Similar Mortality With Different TNF-α Inhibitor Therapies in RA

No mortality differences between adalimumab, etanercept, and infliximab in rheumatoid arthritis

THURSDAY, Aug. 9 (HealthDay News) -- For patients with rheumatoid arthritis there are no significant differences in the overall mortality risk with different tumor necrosis factor-α inhibitor (TNFi) therapies (adalimumab, etanercept, and infliximab), according to a study published online Aug. 8 in Arthritis & Rheumatism.

To examine whether differences in mode of action and safety profiles result in differential mortality risks for adalimumab, etanercept, and infliximab, Julia F. Simard, Sc.D., from the Karolinska Institutet in Stockholm, and colleagues reviewed data from the Swedish Biologics Register ARTIS for patients with rheumatoid arthritis initiating a first-ever biologic therapy between 2003 and 2008. Data from participants treated with adalimumab (1,609 patients), etanercept (2,686 patients), or infliximab (2,027 patients) were linked to information from the national Swedish registers on deaths from any cause, demographics, rheumatoid arthritis characteristics, comorbidities, and concurrent treatment at initiation of TNFi.

The researchers found that, over 19,118 person-years of follow-up, 211 patients died (3.3 percent); 85 percent of these patients were exposed to only one TNFi. There was no significant difference across the exposure groups for overall mortality, regardless of the adjustment and modeling approach used (infliximab versus etanercept relative risk [RR], 1.1 [95 percent confidence interval (CI), 0.7 to 1.7]; adalimumab versus etanercept RR, 1.3 [95 percent CI, 0.9 to 2.0]).

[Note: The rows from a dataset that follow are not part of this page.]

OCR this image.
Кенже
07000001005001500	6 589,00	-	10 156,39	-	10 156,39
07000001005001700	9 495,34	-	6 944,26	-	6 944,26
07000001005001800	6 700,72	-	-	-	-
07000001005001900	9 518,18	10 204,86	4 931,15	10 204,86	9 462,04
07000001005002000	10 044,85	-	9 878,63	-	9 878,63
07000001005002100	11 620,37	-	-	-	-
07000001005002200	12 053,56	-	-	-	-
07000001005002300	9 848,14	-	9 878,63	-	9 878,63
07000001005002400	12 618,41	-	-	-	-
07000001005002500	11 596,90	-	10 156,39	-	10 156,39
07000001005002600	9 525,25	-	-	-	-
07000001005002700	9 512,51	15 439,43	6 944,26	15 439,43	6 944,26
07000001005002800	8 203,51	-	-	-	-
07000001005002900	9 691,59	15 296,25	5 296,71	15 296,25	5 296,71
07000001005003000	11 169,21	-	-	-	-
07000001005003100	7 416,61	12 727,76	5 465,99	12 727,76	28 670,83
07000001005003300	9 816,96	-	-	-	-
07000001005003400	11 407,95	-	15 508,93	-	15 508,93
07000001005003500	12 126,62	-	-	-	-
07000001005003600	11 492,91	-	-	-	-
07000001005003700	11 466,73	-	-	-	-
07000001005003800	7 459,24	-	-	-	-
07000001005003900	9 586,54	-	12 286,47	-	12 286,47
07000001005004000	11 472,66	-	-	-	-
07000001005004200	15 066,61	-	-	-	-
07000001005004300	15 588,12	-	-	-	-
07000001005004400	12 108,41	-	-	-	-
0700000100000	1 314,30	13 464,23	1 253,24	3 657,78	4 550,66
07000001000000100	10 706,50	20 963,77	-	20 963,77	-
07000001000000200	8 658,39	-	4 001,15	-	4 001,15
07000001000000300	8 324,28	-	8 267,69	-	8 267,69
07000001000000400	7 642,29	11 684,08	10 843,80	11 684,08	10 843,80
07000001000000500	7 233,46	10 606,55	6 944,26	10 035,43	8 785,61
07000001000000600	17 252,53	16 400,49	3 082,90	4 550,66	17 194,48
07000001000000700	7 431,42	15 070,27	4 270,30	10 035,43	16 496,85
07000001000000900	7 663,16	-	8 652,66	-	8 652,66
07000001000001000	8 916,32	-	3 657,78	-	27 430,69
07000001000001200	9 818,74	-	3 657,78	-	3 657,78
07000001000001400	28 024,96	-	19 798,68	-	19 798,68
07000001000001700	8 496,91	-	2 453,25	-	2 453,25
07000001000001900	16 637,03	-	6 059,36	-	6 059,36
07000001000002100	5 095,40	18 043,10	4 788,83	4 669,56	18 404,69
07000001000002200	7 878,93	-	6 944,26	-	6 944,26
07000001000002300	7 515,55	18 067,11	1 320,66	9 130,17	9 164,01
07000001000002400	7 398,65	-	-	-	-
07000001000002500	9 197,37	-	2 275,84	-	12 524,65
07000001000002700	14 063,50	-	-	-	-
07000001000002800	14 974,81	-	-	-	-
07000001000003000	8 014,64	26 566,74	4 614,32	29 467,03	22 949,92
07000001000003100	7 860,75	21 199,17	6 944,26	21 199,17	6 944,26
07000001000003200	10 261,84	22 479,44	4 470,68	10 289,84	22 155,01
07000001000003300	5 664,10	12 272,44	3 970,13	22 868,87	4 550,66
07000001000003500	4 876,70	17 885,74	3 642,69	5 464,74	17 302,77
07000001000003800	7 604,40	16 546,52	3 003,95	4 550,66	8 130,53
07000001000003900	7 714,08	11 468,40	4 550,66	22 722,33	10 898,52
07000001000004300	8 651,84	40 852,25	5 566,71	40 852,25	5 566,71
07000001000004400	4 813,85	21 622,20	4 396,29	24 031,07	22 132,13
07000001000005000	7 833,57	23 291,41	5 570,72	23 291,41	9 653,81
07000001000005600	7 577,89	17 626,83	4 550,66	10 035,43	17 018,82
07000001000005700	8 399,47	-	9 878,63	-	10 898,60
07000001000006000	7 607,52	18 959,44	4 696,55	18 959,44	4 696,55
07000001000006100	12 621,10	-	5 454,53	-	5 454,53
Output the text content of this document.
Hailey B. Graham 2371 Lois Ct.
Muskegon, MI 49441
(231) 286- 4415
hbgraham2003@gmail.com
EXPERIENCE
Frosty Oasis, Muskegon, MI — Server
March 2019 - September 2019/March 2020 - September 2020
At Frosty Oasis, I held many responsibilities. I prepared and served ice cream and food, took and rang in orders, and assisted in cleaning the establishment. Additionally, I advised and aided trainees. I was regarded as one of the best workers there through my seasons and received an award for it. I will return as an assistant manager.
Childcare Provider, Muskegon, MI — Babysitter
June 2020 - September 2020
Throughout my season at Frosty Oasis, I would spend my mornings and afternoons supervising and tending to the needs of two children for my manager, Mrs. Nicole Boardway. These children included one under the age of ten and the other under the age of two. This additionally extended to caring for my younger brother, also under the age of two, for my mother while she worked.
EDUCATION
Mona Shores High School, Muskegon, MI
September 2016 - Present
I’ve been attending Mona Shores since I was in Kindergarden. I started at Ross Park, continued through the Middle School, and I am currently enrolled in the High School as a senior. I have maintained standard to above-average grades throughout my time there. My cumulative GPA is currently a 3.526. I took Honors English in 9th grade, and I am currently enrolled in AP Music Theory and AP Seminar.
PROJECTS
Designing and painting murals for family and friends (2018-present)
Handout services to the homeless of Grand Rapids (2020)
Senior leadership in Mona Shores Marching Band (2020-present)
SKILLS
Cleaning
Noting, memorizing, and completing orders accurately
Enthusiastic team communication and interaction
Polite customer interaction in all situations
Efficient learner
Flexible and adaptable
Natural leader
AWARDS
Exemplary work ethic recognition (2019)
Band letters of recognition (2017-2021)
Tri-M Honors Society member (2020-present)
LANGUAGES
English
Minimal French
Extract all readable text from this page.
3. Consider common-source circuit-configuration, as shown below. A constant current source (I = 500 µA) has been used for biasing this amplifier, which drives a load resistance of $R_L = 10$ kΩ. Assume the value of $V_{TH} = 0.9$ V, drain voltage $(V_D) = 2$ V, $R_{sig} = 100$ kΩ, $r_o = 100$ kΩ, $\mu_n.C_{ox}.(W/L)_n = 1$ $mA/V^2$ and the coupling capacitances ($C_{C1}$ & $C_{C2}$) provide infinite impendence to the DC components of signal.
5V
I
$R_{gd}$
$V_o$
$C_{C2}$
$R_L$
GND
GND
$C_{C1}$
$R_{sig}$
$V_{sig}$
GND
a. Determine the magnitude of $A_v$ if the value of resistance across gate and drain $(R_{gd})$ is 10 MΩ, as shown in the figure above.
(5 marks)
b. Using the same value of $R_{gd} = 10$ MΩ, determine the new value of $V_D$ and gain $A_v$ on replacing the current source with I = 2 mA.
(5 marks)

"To conclude, despite well-known differences in the mode of action, and documented differences in the safety profiles of the three TNFi therapies etanercept, adalimumab, and infliximab, these differences did not translate into statistically significant differences in overall mortality among 6,322 patients with rheumatoid arthritis treated in clinical practice," the authors write. "We cannot exclude, however, the existence of differences in mortality across these drugs in certain patient subsets."

The Swedish Biologics Register ARTIS is funded by the pharmaceutical industry.